Omurilik, isteğimiz dışında meydana gelen ve refleks denilen hareketleri meydana getirir. İkinci olarak da uyarmaları beyne, beyinden gelen emirleri kaslara ulaştırma görevini yapar.
Sempatik sinir sistemi
Omuriliğin sağında ve solunda zincir biçiminde uzayan 23 çift sinir düğümü, sempatik sinir sistemini meydana getirir . Bu sinirlerin büyük bir kısmı omurilik sinirlerine bağlıdır. Sempatik sinir sistemindeki her sinir düğümünden (Ya da boğumundan) biri omuriliğe diğeri organlara giden iki türlü sinir çıkar. Bunlar bağlandıkları organları otomatik olarak çalıştırırlar.
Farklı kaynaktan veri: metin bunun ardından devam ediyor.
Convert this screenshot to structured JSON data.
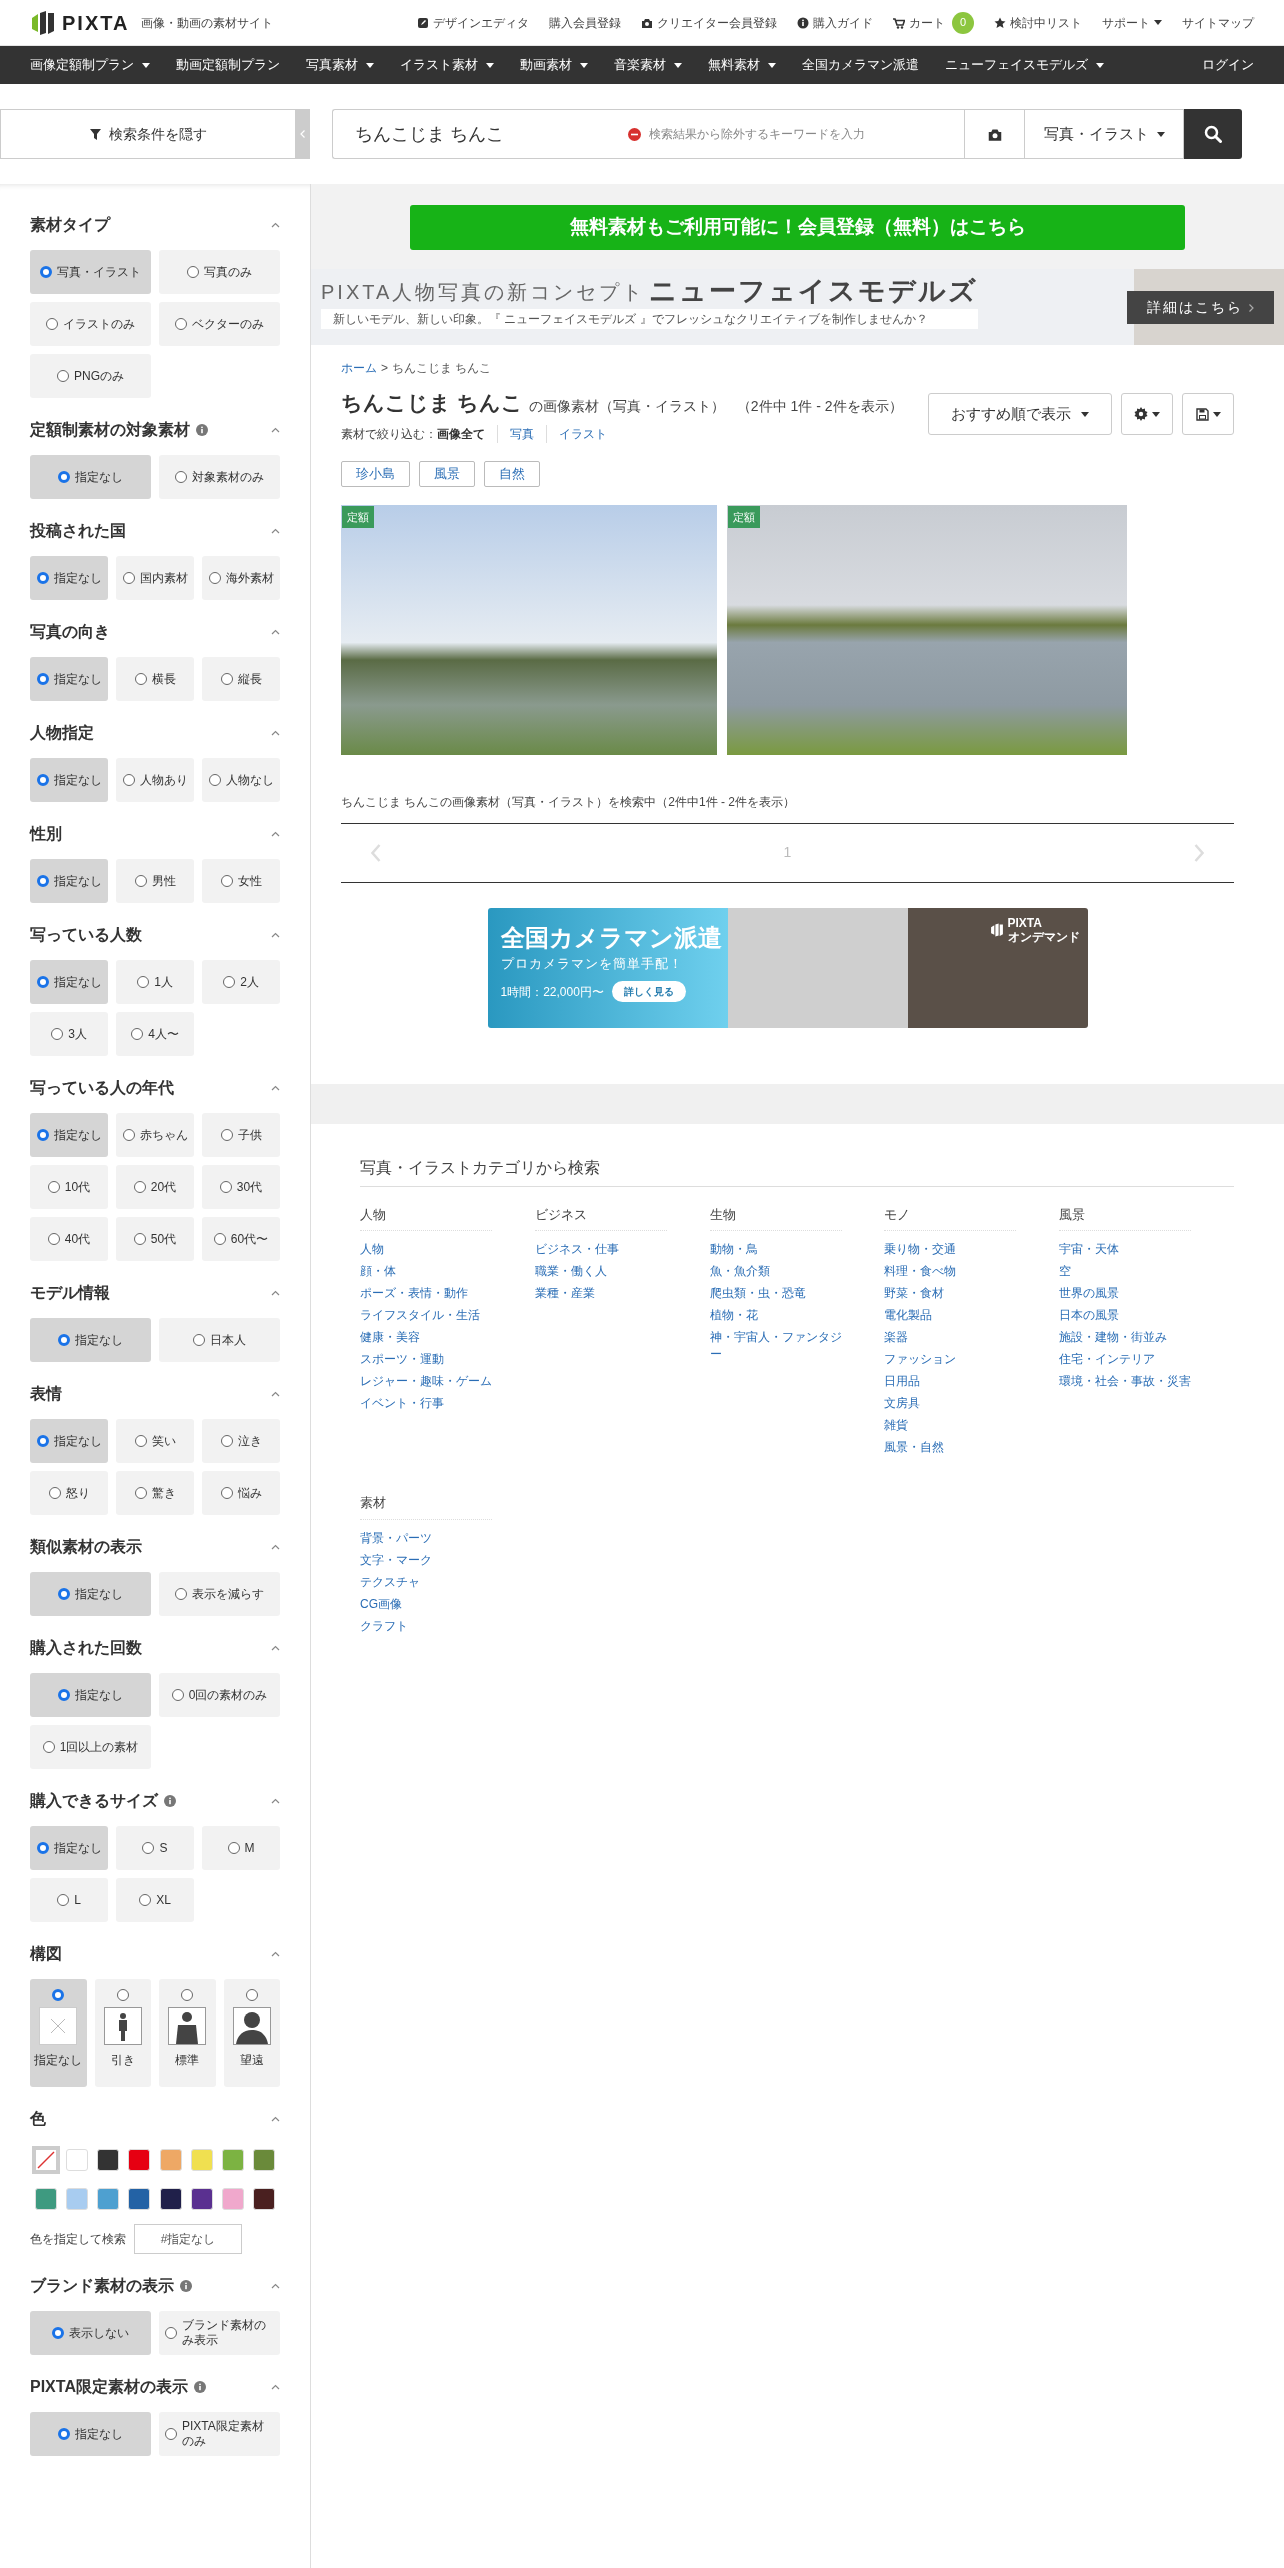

Organ, bu sinirlerle bir ağ tabakası içindeymiş gibi sarılmıştır.
Sinirler
Sinir merkezlerini ve sempatik sistemin düğümlerini (Boğumlarını) organlara bağlayan, birçok sinir hücresinin bir araya gelmesiyle yapılmış kordonlardır. Bunlara vücudun haberleşme telleri diyebiliriz… Bu kordonları meydana getiren Sinir hücrelerine nöron adı verilir. Nöron zarsız bir hücredir. Uzantıları vardır. Bunlardan kısa ve çok dallı budaklı olanlarına dendrit, uzun ve az dallı olanlarına akson denir. Dendritler antenler gibidir. Uyartıları hemen alırlar. Akson denilen tel gibi uzanan kısımlar ise duyu ve emirleri organlara götürür, beyinden verilen emirleri getirirler.
Sinir hücreleri, dendrit ve akson denilen bu çıkıntıların yaptığı görevler, hücrenin yağ ve fosfor bakımından zenginliği ile diğer hücrelerden çok farklı ve onlardan üstündürler. Bu hücrelerin meydana getirdiği sinir denilen kordonlar beyaz ya da soluk renklidir. Bir uyartı, saniyede 70 metre hızla, bu kordonlar sayesinde sinir merkezine iletilir.